Erst vor wenigen Jahren wurden die letzten Kastanien der beiden Außenzeilen am Rande des Bellevue-Parks, alt und morsch geworden, gefällt. Auch zwischen Rabl-Villa und dem Marienhof mussten die letzten Vertreter der mittleren Lindenreihe weichen, da sie den Verlauf der neuen Kurpromenade störten.

Englischer Garten Dr. Körbl:
Ab 1889 gestaltete abermals ein Kurarzt Bad Halls, der kaiserliche Rat Dr. Karl Körbl (1847-1918), nach Erbauung des Hauses Dr. Karl-Renner-Straße 3, am Beispiel Dr. Rabls geschult, einen englischen Garten mit schönen Beständen an exotischen und einheimischen Gehölzen. 1962 wurden rund 4.000 m² dieses Parks, dessen Zentrum eine prächtige Riesenthuya bildet, vom Land Oberösterreich erworben und in die Kurparkanlage einbezogen.

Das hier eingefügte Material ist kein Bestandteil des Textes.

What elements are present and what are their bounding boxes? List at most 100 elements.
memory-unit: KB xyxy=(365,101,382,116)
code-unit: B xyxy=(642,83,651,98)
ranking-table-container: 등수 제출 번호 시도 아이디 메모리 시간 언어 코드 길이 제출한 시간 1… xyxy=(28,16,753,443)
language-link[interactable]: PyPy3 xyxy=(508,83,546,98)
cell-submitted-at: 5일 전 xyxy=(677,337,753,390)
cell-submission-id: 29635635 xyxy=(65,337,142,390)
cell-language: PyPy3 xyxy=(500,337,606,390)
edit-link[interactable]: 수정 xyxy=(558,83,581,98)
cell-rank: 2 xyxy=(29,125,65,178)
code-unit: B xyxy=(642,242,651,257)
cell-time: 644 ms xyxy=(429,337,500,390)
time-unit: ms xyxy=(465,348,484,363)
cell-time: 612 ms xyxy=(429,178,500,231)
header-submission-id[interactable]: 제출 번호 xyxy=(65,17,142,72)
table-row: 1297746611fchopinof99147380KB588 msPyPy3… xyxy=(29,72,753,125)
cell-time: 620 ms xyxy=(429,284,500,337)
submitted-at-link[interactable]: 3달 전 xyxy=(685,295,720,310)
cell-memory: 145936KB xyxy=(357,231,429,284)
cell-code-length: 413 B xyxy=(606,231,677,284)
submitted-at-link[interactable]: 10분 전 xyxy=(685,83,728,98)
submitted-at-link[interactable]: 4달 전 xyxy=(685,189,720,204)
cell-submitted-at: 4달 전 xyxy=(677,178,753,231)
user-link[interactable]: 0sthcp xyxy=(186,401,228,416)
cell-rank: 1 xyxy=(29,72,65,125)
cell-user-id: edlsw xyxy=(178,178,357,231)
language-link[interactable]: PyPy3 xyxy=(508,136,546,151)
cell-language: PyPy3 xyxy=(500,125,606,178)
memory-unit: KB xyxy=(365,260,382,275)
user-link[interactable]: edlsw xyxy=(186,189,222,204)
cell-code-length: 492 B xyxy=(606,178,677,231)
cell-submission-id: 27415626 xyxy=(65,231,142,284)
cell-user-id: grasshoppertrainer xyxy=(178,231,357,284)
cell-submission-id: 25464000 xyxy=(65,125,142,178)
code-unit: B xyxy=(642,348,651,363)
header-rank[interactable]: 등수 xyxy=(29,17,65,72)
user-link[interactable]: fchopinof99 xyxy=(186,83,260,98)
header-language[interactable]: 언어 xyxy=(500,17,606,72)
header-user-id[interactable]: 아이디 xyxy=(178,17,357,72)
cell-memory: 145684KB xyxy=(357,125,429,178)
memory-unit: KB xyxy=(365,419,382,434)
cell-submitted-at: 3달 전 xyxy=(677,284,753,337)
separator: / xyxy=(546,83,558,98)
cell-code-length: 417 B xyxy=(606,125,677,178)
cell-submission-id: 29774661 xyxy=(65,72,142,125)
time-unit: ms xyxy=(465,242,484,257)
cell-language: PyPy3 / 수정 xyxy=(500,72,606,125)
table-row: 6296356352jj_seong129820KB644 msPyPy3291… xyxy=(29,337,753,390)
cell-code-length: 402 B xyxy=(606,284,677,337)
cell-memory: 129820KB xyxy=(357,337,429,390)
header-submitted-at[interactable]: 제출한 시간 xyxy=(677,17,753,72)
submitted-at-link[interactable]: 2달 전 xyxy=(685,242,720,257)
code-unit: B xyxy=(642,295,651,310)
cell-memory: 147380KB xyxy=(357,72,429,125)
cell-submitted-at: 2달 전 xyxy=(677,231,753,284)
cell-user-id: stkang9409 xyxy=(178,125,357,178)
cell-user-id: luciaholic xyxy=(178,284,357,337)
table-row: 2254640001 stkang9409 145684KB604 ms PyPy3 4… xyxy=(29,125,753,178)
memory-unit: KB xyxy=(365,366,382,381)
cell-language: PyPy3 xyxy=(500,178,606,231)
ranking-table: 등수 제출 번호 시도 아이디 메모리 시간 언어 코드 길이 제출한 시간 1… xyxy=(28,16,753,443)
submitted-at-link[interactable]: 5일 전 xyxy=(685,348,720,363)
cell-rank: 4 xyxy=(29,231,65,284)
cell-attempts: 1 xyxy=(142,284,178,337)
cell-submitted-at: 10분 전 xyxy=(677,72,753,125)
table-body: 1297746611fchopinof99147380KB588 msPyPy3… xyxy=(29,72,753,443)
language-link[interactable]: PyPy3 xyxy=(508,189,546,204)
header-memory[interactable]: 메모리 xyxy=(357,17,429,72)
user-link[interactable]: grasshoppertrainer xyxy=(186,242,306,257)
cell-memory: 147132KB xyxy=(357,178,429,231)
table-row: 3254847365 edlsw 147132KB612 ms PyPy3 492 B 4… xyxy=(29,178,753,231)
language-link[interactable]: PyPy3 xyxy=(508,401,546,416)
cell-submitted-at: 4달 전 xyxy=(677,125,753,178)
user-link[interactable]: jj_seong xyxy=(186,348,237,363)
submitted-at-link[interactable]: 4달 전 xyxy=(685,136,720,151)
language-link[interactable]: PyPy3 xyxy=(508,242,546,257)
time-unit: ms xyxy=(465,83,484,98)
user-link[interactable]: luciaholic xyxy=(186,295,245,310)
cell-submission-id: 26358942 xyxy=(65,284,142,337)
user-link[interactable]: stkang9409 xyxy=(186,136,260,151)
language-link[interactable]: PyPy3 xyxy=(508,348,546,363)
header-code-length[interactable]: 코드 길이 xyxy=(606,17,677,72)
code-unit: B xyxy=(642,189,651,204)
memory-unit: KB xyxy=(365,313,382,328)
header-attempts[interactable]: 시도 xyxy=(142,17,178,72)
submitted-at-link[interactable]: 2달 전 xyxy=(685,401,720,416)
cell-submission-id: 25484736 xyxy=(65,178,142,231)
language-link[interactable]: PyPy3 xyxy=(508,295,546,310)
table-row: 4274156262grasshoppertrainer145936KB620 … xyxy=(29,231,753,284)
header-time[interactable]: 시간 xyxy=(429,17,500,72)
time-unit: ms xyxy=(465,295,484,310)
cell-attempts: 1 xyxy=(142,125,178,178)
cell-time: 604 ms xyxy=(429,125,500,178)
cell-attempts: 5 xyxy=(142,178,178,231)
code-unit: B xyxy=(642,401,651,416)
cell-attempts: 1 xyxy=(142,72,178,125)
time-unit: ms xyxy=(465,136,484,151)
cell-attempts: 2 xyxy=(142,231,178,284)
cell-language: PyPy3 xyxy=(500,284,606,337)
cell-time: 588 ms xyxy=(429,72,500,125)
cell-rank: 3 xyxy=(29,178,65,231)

Marienhof und Haus Bellevue:
An der Esplanade jedoch erbaute der Besitzer des Hotels Kaiserin Elisabeth 1892 den Marienhof als Gästehaus für die Kreise des Hochadels. Neben dem schon seit Mitte der Siebzigerjahre bestandenen Cafe Bellevue entstand wenig später das als Kinderheim eingerichtete Haus Bellevue.

Hadringerhof:
1895 kaufte das Land Oberösterreich den Hadringer Hof, einen alten Vierkanter mit großem Viehbestand, als Grundlage für die zu dieser Zeit als Ergänzung zur Jodkur besonders beliebten Molkenkuren. Mit diesem Erwerb war gleichzeitig die Voraussetzung gegeben, um auf einer rund 36.000 m² großen Grundfläche einen neuen Park, den späteren Hauserpark, zu gestalten.